Hallorann pulls out a small box and says that his grandmother taught him a trick. “I want you to know this box inside and out,” he tells the boy; earlier in the movie, we’d seen that Danny is still being haunted by the creepy ghost from room 237. “You’re gonna build one just like it in your mind. One even more special. So next time that bitch comes around, you’ll be ready.”
He’ll be ready to trap the ghost and all its adjacent negativity and bad vibes in his mental box, in other words. It’s a great idea, and perhaps this version of Hallorann didn’t have to deal with what our guy in Welcome to Derry is going through now. What’s going to happen with all the clingy spirits who come calling now?
Speaking to Decider, Chalk and It: Welcome to Derry co-showrunner Jason Fuchs shared a little more insight into Hallorann’s trauma.
“All the terror that he has ever seen, he just slipped it in the box, slipped it in the box, slipped it in the box,” Chalk explained about his character. “So the moment you unleash that, it’s not going to come out as gently as Dick put it in and it’s not happy about being shoved in a box. These are not entities that want to be trapped. And so when they can break free, they do, and it changes Dick forever.”

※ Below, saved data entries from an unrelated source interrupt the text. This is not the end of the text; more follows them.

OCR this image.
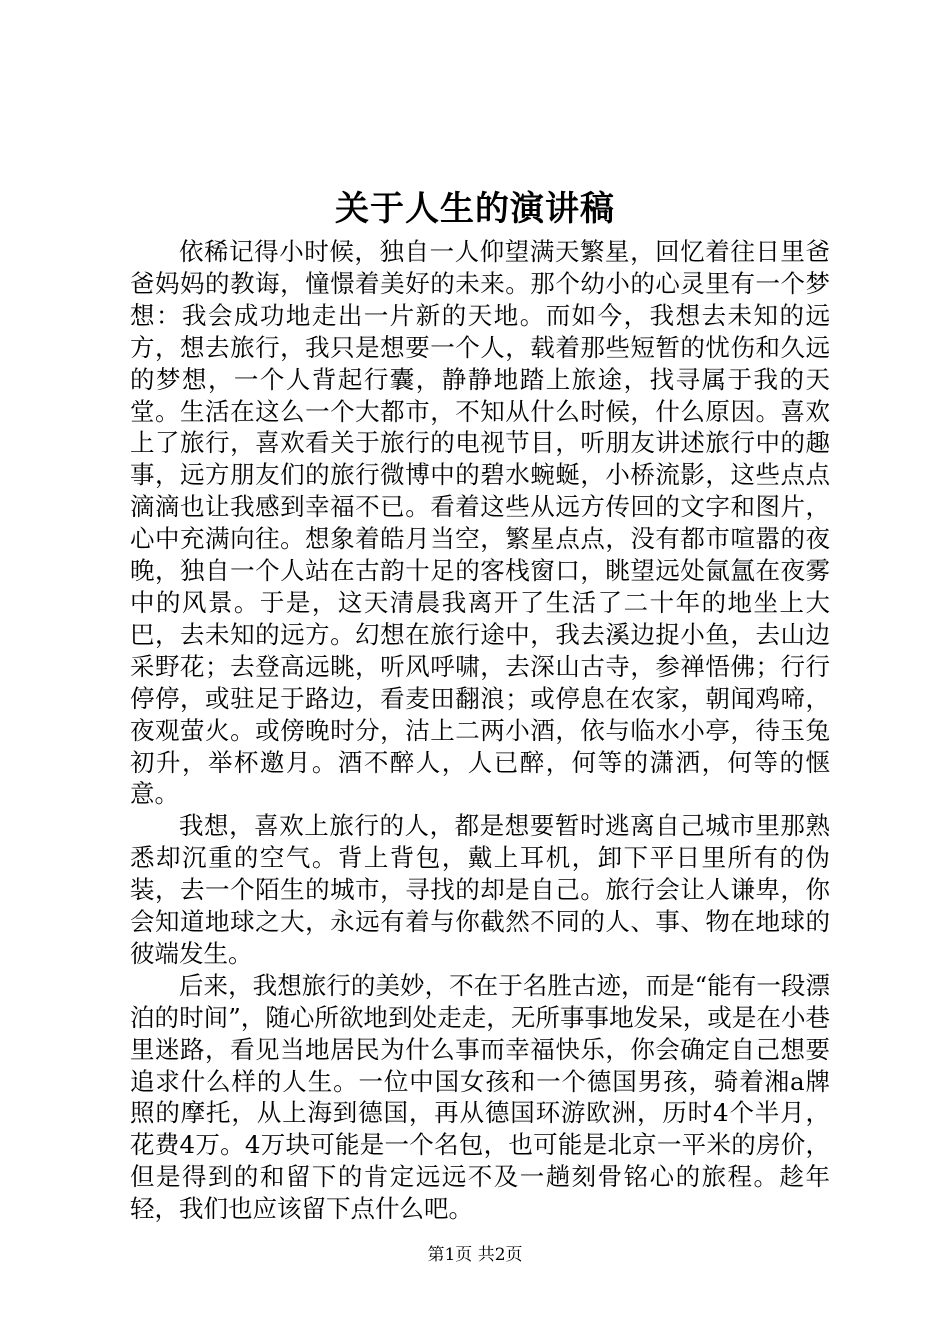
关于人生的演讲稿

依稀记得小时候，独自一人仰望满天繁星，回忆着往日里爸爸妈妈的教诲，憧憬着美好的未来。那个幼小的心灵里有一个梦想：我会成功地走出一片新的天地。而如今，我想去未知的远方，想去旅行，我只是想要一个人，载着那些短暂的忧伤和久远的梦想，一个人背起行囊，静静地踏上旅途，找寻属于我的天堂。生活在这么一个大都市，不知从什么时候，什么原因。喜欢上了旅行，喜欢看关于旅行的电视节目，听朋友讲述旅行中的趣事，远方朋友们的旅行微博中的碧水蜿蜒，小桥流影，这些点点滴滴也让我感到幸福不已。看着这些从远方传回的文字和图片，心中充满向往。想象着皓月当空，繁星点点，没有都市喧嚣的夜晚，独自一个人站在古韵十足的客栈窗口，眺望远处氤氲在夜雾中的风景。于是，这天清晨我离开了生活了二十年的地坐上大巴，去未知的远方。幻想在旅行途中，我去溪边捉小鱼，去山边采野花；去登高远眺，听风呼啸，去深山古寺，参禅悟佛；行行停停，或驻足于路边，看麦田翻浪；或停息在农家，朝闻鸡啼，夜观萤火。或傍晚时分，沽上二两小酒，依与临水小亭，待玉兔初升，举杯邀月。酒不醉人，人已醉，何等的潇洒，何等的惬意。

我想，喜欢上旅行的人，都是想要暂时逃离自己城市里那熟悉却沉重的空气。背上背包，戴上耳机，卸下平日里所有的伪装，去一个陌生的城市，寻找的却是自己。旅行会让人谦卑，你会知道地球之大，永远有着与你截然不同的人、事、物在地球的彼端发生。

后来，我想旅行的美妙，不在于名胜古迹，而是“能有一段漂泊的时间”，随心所欲地到处走走，无所事事地发呆，或是在小巷里迷路，看见当地居民为什么事而幸福快乐，你会确定自己想要追求什么样的人生。一位中国女孩和一个德国男孩，骑着湘a牌照的摩托，从上海到德国，再从德国环游欧洲，历时4个半月，花费4万。4万块可能是一个名包，也可能是北京一平米的房价，但是得到的和留下的肯定远远不及一趟刻骨铭心的旅程。趁年轻，我们也应该留下点什么吧。

第1页 共2页
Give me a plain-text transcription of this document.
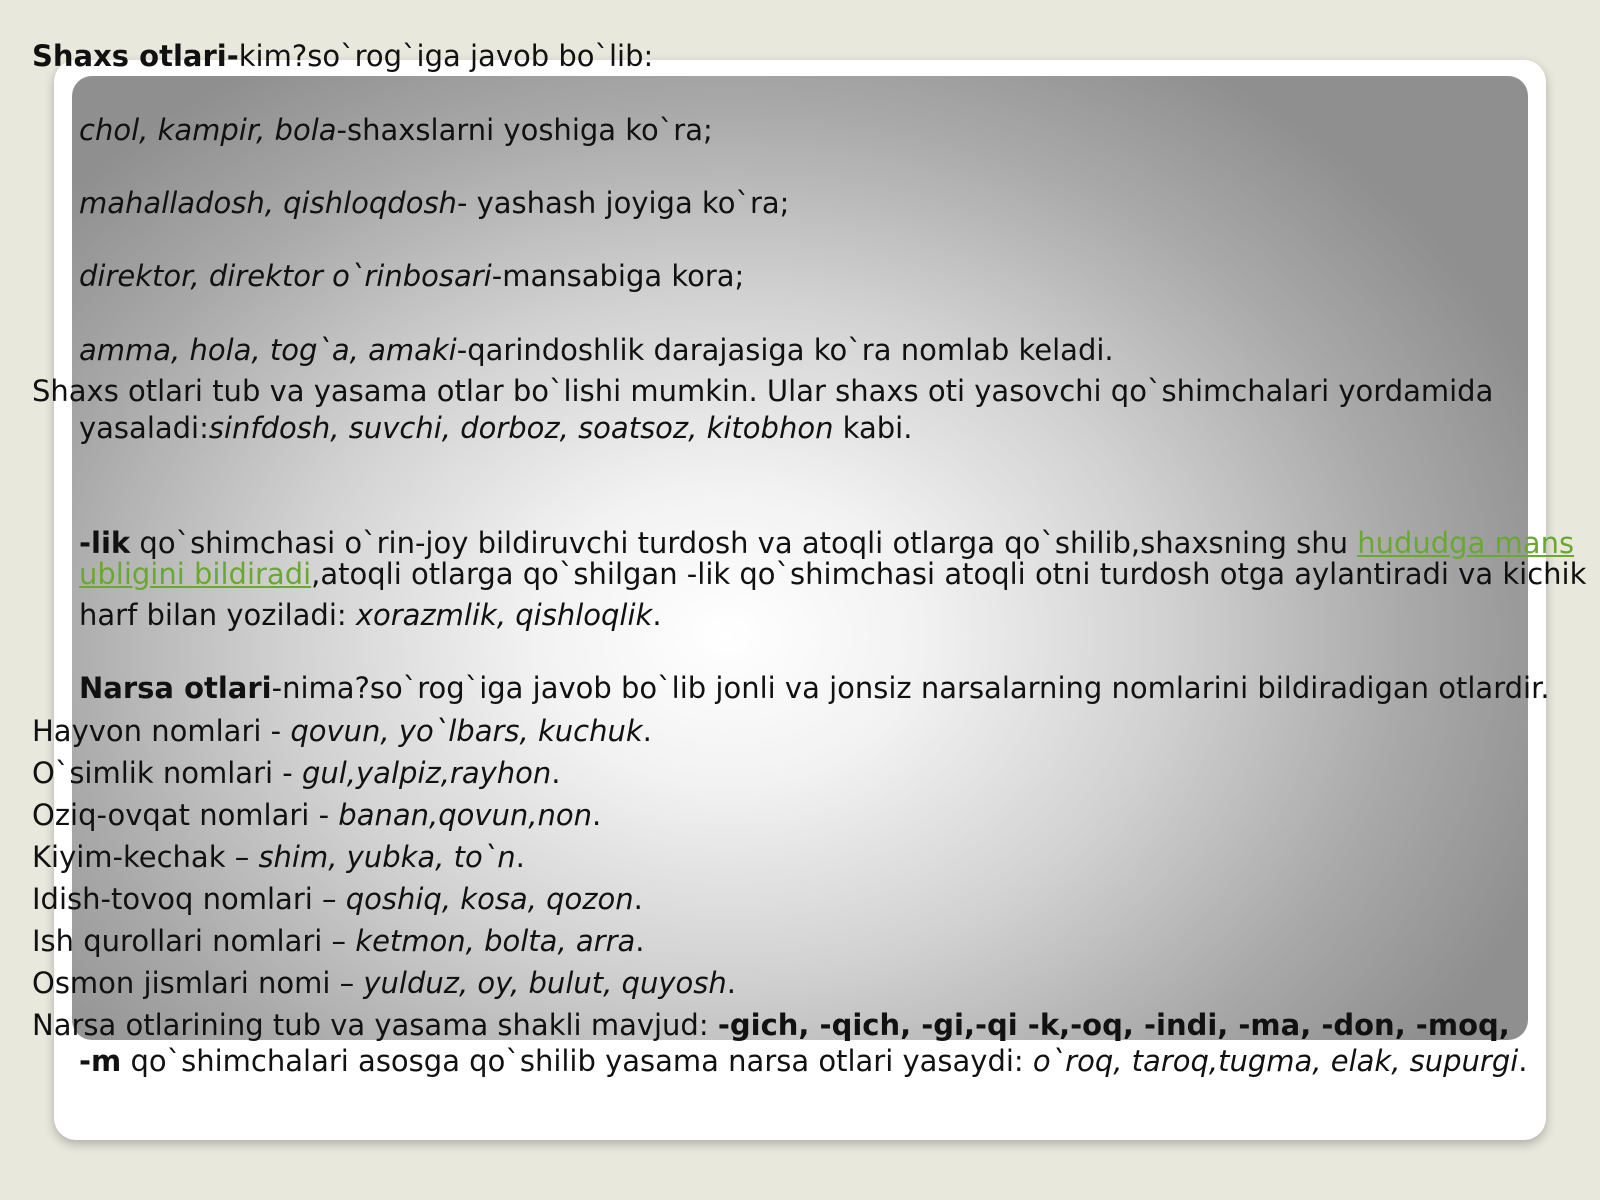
Shaxs otlari-kim?so`rog`iga javob bo`lib:
chol, kampir, bola-shaxslarni yoshiga ko`ra;
mahalladosh, qishloqdosh- yashash joyiga ko`ra;
direktor, direktor o`rinbosari-mansabiga kora;
amma, hola, tog`a, amaki-qarindoshlik darajasiga ko`ra nomlab keladi.
Shaxs otlari tub va yasama otlar bo`lishi mumkin. Ular shaxs oti yasovchi qo`shimchalari yordamida
yasaladi:sinfdosh, suvchi, dorboz, soatsoz, kitobhon kabi.
-lik qo`shimchasi o`rin-joy bildiruvchi turdosh va atoqli otlarga qo`shilib,shaxsning shu hududga mans
ubligini bildiradi,atoqli otlarga qo`shilgan -lik qo`shimchasi atoqli otni turdosh otga aylantiradi va kichik
harf bilan yoziladi: xorazmlik, qishloqlik.
Narsa otlari-nima?so`rog`iga javob bo`lib jonli va jonsiz narsalarning nomlarini bildiradigan otlardir.
Hayvon nomlari - qovun, yo`lbars, kuchuk.
O`simlik nomlari - gul,yalpiz,rayhon.
Oziq-ovqat nomlari - banan,qovun,non.
Kiyim-kechak – shim, yubka, to`n.
Idish-tovoq nomlari – qoshiq, kosa, qozon.
Ish qurollari nomlari – ketmon, bolta, arra.
Osmon jismlari nomi – yulduz, oy, bulut, quyosh.
Narsa otlarining tub va yasama shakli mavjud: -gich, -qich, -gi,-qi -k,-oq, -indi, -ma, -don, -moq,
-m qo`shimchalari asosga qo`shilib yasama narsa otlari yasaydi: o`roq, taroq,tugma, elak, supurgi.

Added Fuchs, “That very last shot you see of Dick, of Chris Chalk, in [episode five] of him seeing dead Pauly in front of him on the bank of the river, that is going to take Dick to some extremely dark places, to a place he’s tried to get away from. There’s a reason he wanted to keep that box shut. His life by the end of episode five has been fully upended in ways that will take him to the breaking point and possibly past [it] in the episodes to come.”
New episodes of It: Welcome to Derry arrive Sundays on HBO and HBO Max.